The Olympic and world medallist on the importance of finding new passion and moving forward when an athletics career comes to an end
Life evolves for me. The retired sportsperson – you’re always having to reinvent yourself. I have three children, I have 13-year-old twin boys, so I’m busy! But work wise I run a business with Steve Backley and we do a variety of things ranging from speaking at conferences for whole days, we have a property business and I have a fitness range of bikes and treadmills with Argos. So putting them together, it’s all around performance.
No week is the same. It’s never straightforward. That’s good but I miss one thing – when I was an athlete you had absolute clarity of what you were doing and your goal. I knew the day, the time and the place of the Olympic final – every day was planned to move towards that point and that focus, with other people, was wonderful. I don’t have that in my life any more and I do miss it. So I have to find that a bit more with Steve and we work at it but it will never be the same as trying to win Olympic medals.
I will never complain because I think we have done okay and I think for some people it’s a really tough struggle. I was very fortunate that when I retired I was very high profile so opportunities came my way and I took them, whereas some people don’t get those opportunities. There are a lot of Olympic medallists now – you can’t all be on TV, you can’t all be corporate speakers. I really feel for athletes who retire and feel, ‘what do I do now? No one is helping me.’
Advice for a successful sporting retirement
We did sport because it was our passion. If you can find another passion then you’ll be okay. But it’s quite hard to do that.
You’ve got to step back. Take the time to think about who you are, not who the athlete is. I never did that and I made a lot of mistakes. Find something else that you could get passionate about.

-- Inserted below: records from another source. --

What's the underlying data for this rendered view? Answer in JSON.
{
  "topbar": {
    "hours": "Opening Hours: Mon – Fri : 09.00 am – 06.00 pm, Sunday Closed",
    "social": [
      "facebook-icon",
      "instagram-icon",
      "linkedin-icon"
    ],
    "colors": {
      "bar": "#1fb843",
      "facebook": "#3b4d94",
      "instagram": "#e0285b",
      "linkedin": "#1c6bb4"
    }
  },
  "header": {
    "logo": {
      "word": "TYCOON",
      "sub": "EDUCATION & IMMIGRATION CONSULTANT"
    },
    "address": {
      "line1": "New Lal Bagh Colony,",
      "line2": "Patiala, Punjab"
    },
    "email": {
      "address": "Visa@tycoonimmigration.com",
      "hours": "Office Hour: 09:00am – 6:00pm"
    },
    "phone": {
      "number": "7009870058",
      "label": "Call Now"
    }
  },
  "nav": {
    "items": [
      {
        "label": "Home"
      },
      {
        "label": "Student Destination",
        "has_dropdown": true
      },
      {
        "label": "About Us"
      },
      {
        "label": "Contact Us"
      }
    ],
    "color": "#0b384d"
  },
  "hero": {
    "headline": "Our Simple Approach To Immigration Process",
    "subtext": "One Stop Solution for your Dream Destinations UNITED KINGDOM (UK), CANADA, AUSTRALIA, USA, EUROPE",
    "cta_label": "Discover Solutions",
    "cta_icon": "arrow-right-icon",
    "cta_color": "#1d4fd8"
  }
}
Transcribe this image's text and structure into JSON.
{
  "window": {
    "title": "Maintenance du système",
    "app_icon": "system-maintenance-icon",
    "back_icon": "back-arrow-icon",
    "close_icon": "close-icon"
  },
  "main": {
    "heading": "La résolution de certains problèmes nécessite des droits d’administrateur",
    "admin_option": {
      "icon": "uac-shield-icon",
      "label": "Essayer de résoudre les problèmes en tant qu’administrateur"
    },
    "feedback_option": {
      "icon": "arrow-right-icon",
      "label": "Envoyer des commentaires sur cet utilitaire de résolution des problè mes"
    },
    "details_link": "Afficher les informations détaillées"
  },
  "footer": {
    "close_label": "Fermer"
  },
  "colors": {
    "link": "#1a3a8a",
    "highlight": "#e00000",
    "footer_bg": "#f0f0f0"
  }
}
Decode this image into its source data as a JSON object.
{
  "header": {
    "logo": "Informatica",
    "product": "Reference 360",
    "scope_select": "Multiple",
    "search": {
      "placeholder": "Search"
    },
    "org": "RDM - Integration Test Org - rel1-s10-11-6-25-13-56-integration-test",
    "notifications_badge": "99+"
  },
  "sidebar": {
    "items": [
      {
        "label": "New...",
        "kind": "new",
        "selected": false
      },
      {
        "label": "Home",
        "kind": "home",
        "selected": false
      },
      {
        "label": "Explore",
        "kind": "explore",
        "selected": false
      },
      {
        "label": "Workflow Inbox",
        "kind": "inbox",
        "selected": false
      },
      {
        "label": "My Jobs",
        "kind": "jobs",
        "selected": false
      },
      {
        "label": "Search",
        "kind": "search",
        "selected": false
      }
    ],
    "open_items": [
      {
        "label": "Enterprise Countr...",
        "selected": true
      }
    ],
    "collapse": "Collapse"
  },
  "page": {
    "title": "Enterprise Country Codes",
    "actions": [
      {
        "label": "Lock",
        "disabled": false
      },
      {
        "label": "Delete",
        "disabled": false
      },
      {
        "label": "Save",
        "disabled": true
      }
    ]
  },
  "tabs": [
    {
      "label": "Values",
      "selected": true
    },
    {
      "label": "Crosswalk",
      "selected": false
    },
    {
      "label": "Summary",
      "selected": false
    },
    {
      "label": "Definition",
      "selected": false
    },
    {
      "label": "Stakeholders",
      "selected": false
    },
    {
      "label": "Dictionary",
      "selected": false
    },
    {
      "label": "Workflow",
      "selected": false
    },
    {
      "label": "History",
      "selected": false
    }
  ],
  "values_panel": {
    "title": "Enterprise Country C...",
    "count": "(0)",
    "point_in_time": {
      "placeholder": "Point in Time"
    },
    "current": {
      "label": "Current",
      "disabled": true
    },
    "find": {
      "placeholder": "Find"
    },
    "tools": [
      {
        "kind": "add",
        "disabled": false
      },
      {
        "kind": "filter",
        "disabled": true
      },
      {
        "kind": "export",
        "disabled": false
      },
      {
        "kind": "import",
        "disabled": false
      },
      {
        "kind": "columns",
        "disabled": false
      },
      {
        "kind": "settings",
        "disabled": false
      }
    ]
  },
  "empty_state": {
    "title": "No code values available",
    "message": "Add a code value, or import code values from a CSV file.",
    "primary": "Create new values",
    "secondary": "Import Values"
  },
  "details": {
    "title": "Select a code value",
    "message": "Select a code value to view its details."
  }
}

If you can incorporate your sporting career in that, like I have done, then you’re very fortunate. If you can find something else to get passionate about and apply all of the things you learnt as an athlete, which is hard work, training, team work, goal-setting – all the things we took for granted.
Setting a goal is a natural thing for somebody who does sport but not everybody thinks like that. So take that and take it into an environment – whether you set up your own business or whether you go and work with other people – but don’t look back, don’t dwell on the past too much.
That’s easy for me to say because my past is still who I am. People don’t come up to me because of what I am doing now, they come up to me because of what I did 30 years ago, so it will always be with me. But in my head, I am thinking forward as a person, as an athlete does. I’m not dwelling on my past. I’m lucky to have that past but I’m moving forward. I think you’ve got to keep moving forward.